When deciding which TB test is right fit many answers can crop up around cost, efficiency and availability. There’s also a lot of medical lingo and acronyms which we’ve created a glossary sheet for here for reference. Below we’ll outlind the pros and cons of two most commonly used tuberculosis tests: Purified Protein Derivative Test (PPDs) and QuantiFERONS. For a better understanding of the evolution of TB testing check out our infographic that lays it all out.
What is a PPD?
A PPD test consists of the patient receiving a Mantoux implant under the top layer of skin on their forearm. The PPD implant contains Tuberculosis antigens called purified protein derivatives (PPD) – if the patient has been exposed to the tuberculosis bacteria, a firm red bump will develop at the point of the injection within two days.
The induration (area where patient is injected) must be read 24-48 hours after the procedure to validate the exam. This means, that patients must make two office visits when doing a PPD test. Based on the size of the induration, either non-present or 5-15mm, the clinician will make a prognosis.

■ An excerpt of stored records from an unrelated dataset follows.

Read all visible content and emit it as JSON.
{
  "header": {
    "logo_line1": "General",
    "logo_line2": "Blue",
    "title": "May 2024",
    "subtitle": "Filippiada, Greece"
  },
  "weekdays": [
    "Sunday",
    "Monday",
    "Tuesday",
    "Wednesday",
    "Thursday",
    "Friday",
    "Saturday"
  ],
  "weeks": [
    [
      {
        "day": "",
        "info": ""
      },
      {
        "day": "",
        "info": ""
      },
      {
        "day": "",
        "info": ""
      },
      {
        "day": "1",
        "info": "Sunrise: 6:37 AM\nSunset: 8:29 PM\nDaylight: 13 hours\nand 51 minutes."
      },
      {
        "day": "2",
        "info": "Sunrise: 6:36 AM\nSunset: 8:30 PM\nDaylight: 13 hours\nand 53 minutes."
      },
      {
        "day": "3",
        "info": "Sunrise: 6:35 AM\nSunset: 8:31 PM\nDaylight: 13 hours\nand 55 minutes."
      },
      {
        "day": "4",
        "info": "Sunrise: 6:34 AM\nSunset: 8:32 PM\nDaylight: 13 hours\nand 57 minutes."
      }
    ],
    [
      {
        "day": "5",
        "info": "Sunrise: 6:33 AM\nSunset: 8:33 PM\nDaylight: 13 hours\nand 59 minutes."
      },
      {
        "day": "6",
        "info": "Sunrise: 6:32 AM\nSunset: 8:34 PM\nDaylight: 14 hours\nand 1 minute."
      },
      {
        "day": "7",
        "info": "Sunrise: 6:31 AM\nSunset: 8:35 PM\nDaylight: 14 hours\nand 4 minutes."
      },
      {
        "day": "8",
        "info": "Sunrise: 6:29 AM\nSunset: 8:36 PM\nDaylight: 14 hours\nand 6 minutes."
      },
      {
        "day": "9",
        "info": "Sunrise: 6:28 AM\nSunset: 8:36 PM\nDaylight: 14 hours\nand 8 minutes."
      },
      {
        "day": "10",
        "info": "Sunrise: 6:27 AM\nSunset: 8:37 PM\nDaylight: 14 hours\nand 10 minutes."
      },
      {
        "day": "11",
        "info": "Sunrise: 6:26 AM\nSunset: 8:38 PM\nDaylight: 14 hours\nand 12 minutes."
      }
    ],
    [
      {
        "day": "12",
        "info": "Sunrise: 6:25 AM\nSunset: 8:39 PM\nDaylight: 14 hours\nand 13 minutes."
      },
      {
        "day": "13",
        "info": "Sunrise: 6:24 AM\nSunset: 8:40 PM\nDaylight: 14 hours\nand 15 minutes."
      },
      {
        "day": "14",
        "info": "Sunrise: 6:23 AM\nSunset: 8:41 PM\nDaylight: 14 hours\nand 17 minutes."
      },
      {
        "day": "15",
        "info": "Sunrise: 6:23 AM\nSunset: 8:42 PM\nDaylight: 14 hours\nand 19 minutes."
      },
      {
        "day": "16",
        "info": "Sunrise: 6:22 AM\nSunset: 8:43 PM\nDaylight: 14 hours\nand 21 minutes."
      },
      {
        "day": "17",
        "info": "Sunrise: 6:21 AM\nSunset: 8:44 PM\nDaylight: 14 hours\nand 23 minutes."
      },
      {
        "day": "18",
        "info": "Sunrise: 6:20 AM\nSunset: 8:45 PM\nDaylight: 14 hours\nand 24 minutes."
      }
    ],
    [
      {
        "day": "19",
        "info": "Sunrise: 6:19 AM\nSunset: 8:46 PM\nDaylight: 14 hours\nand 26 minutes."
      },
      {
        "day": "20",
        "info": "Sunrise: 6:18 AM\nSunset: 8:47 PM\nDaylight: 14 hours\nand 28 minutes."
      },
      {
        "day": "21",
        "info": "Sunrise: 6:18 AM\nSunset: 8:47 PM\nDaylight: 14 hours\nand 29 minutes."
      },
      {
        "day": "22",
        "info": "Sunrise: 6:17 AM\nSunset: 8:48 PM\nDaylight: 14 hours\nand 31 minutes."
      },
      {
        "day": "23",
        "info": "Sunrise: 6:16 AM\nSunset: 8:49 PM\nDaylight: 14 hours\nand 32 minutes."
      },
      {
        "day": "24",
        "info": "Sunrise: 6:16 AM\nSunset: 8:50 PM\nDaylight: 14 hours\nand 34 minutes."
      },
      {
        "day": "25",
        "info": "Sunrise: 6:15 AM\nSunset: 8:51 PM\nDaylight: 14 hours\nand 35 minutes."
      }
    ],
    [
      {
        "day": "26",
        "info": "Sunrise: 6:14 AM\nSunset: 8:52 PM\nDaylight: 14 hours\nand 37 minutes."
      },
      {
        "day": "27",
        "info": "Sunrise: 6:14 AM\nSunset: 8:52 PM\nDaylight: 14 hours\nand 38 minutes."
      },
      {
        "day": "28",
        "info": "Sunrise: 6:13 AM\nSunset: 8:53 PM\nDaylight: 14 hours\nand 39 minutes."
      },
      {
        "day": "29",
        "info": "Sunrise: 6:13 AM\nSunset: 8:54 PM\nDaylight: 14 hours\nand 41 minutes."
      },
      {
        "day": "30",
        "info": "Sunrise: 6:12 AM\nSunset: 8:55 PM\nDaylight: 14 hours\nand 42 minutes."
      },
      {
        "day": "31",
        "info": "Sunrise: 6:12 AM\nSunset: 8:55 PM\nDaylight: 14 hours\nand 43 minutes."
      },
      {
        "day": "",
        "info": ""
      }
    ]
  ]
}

PPDs therefore have a reputation of not being incredibly reliable as results are rely heavily on the clinician doing the reading.
What are the pros and cons of PPDs?
A PPD implant is typically the most affordable test used but given that it requires a second office visit for the implant to be read it isn’t always the most cost-effective in the end. False positives are one of the drawbacks of PPDs as they can happen regularly and ultimately, cost you or your agency an extra week in waiting for exams.
What is a QuantiFERON?
What are the pros and cons of QuantiFERON test?

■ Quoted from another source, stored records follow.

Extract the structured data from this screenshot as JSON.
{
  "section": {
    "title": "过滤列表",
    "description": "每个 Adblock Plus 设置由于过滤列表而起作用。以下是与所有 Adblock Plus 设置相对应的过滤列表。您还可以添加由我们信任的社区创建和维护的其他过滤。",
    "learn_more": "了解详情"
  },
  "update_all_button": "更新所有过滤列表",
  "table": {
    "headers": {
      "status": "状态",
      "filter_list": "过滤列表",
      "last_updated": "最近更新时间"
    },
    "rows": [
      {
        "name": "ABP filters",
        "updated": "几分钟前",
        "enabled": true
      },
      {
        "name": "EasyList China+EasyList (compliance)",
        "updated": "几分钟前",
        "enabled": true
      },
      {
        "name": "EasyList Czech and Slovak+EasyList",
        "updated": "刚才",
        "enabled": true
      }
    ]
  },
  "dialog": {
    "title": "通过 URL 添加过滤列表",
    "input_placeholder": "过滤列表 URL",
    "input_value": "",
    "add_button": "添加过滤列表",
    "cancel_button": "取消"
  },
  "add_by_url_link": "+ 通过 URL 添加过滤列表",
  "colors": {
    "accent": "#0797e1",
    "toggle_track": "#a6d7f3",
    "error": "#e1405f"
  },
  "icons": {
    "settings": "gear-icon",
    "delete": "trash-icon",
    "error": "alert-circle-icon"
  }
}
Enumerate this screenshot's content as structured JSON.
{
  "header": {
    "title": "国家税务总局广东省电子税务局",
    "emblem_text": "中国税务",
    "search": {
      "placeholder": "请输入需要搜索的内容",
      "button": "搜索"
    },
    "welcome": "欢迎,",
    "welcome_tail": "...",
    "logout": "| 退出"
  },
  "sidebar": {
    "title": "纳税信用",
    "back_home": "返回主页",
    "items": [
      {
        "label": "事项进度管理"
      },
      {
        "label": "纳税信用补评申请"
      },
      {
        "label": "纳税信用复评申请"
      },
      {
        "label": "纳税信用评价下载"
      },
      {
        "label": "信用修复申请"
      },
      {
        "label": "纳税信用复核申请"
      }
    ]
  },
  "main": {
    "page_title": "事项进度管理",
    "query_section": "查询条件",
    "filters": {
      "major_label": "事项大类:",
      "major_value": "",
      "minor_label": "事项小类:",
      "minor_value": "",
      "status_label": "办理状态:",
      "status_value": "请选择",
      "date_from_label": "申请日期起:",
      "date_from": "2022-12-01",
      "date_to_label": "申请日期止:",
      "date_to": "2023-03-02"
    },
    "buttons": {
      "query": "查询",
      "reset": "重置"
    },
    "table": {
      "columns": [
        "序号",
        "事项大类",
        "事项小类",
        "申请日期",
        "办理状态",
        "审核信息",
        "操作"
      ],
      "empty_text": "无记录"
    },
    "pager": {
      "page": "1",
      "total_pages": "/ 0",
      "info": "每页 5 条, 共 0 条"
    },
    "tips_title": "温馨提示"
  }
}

The tests is approved by the FDA and “contains a cocktail of three mycobacterial proteins which stimulate the patient’s T-cells in vitro to release interferon-gamma, which is then meaured using ELISA technology”.
That’s fancy medical lingo to say, the QuantiFERON is known to be incredibly reliable and prevents false positive readings as is common with PPDs.
Though a more expensive up front, the QuantiFERON on average saves 4 days of time which ultimately could cost patients a lost job or agencies a lost case.